Lyons’ work creates ambivalence between history and memory, especially as it pertains to a former boomtown. The lonely oil rig, still pumping oil but only for itself, is the physical reincarnation of memory, of a so-called living history, but is also a stark reminder of the very foundations of our current civilization. While debate rages over Peak Oil and what diminishing oil reserves will mean for the global economy, not to mention our ecology, the rig pumps on, oblivious to its own role in global history.
Pierre Nora believes memory and history to be in fundamental opposition: “Memory is life, borne by living societies, founded in its name. It remains in permanent evolution, open to the dialectic of remembering and forgetting, unconscious of its successive deformations, vulnerable to manipulation and appropriation… History, on the other hand, is the reconstruction, always problematic and incomplete, of what is no longer.1” Lyons’ oilfield can therefore be seen as an exploration of the function of art in preserving memory.

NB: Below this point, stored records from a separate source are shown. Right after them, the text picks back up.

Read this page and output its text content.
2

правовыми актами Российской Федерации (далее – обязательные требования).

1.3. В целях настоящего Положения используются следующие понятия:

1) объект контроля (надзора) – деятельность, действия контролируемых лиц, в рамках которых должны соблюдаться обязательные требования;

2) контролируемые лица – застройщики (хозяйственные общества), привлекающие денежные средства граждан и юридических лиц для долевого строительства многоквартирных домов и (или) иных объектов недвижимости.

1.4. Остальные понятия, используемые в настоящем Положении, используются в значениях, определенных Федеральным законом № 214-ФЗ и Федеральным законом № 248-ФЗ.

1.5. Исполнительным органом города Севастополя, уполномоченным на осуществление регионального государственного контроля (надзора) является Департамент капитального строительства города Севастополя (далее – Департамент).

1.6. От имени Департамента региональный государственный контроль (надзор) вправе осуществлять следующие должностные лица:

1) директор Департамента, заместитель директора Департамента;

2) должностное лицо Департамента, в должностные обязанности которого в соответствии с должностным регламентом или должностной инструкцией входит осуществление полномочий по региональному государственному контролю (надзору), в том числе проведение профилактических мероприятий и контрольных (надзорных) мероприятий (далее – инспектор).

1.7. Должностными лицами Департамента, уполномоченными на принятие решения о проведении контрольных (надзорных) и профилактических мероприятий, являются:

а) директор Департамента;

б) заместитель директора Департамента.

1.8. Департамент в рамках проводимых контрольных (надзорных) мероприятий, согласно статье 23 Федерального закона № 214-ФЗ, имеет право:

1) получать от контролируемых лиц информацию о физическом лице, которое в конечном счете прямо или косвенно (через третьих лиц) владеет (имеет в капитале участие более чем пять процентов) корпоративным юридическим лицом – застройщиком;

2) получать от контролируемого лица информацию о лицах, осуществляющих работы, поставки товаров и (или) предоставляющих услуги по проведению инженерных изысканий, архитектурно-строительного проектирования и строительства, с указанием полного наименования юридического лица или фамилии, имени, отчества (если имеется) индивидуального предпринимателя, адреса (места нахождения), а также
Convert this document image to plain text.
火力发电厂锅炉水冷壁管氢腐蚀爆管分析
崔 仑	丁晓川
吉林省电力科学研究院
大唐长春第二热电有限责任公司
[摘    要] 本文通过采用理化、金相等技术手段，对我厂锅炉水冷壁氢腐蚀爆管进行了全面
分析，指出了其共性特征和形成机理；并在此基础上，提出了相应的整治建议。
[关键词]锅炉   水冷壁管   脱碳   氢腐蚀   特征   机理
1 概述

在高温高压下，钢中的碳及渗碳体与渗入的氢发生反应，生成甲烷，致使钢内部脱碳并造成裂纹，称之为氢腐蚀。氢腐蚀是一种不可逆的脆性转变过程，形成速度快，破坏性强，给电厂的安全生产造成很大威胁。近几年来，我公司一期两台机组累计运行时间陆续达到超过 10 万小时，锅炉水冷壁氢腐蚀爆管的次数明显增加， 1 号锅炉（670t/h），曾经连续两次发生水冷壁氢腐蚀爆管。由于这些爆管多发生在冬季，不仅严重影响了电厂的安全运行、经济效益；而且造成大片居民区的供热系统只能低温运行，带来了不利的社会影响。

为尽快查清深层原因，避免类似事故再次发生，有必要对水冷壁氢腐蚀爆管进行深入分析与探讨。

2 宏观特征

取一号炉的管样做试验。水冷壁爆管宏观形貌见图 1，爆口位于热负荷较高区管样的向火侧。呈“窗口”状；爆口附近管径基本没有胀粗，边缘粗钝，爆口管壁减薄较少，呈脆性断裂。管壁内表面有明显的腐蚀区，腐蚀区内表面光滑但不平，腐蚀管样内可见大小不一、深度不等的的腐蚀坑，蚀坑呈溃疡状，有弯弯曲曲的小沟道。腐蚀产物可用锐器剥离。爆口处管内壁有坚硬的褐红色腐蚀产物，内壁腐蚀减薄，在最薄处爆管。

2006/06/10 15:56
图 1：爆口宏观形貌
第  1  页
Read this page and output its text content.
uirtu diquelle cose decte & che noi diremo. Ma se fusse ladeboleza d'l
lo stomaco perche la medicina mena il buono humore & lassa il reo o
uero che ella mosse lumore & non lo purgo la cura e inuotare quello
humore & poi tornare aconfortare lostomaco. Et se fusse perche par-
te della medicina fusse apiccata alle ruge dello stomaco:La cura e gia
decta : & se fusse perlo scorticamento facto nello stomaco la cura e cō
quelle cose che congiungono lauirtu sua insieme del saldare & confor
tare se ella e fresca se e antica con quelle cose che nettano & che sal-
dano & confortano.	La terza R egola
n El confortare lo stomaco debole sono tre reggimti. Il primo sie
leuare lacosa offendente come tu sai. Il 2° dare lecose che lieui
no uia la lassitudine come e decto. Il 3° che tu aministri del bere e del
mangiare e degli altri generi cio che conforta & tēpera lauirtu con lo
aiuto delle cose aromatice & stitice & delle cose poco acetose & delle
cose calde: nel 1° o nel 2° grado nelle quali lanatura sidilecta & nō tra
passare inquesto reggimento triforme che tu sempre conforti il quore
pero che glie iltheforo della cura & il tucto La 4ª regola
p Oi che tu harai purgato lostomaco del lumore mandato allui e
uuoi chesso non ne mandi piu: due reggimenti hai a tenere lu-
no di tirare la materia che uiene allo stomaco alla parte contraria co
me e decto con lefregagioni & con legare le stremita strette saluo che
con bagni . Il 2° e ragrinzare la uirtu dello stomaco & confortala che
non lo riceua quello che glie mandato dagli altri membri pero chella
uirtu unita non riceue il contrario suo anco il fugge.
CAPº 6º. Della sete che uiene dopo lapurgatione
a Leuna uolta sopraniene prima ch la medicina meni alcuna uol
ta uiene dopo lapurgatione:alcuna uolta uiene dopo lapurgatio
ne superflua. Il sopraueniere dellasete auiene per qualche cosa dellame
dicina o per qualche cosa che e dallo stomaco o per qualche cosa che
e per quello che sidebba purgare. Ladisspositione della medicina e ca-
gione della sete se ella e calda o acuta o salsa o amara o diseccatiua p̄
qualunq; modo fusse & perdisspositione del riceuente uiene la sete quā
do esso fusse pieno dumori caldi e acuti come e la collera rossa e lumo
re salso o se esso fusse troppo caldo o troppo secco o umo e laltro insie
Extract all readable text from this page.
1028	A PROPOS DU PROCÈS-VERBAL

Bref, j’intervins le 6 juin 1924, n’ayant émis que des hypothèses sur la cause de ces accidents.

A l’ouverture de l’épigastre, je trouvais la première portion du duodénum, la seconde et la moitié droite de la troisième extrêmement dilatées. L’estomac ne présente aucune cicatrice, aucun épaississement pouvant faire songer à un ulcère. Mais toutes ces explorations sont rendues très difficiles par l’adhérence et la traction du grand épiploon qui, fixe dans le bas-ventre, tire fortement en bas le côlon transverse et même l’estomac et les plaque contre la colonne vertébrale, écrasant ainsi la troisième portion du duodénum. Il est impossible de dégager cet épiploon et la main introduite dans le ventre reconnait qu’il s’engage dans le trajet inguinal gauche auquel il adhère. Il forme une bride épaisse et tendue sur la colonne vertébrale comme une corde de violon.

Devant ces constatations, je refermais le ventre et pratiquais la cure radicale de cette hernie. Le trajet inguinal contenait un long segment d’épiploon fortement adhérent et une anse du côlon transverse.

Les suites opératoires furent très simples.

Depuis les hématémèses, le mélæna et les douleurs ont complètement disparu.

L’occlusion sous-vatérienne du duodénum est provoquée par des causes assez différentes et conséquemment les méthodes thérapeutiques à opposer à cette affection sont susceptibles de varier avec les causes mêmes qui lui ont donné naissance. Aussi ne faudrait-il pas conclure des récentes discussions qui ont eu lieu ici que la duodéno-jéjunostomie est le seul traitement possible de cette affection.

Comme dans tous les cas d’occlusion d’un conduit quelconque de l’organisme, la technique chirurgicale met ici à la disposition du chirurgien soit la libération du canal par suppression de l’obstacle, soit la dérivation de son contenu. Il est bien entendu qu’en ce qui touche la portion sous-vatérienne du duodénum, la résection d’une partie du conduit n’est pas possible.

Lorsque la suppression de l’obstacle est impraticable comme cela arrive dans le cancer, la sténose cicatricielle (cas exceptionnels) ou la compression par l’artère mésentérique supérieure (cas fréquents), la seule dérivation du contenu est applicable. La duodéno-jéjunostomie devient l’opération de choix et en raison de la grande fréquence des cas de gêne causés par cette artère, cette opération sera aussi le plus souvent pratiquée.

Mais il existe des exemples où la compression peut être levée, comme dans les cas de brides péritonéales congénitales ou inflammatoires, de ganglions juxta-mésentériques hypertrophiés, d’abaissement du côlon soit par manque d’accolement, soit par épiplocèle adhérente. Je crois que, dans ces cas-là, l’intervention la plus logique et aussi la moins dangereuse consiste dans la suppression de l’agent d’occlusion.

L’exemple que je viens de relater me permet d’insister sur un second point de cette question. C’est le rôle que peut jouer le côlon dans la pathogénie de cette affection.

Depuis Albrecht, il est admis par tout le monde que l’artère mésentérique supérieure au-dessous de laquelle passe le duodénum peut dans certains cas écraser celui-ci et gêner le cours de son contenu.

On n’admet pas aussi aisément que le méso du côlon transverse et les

Though the Fitzgerald Rig has been preserved as a functional memorial to a glorified era, it operates out of time, in a vacuum, scraping bottom, and in fact negates the living power of memory. The reinterpretation and transformation of the original into a work of art enters the magical slipstream of memory. The newly opened space for reflection can aid us to see industrial processes from a fresh perspective, which resonates with a hint of foreboding. For while the slow, meditative movement of the paper oilfield may lull us into a belief of endless perpetual motion, this slowly depleting power source ultimately challenges our convictions of stability, and reveals nature to be inherently temporary.


1 Pierre Nora, “Between memory and history: Les lieux de mémoire.” in History and memory in African-American culture, edited by Geneviève Fabre and Robert G. O’Meally.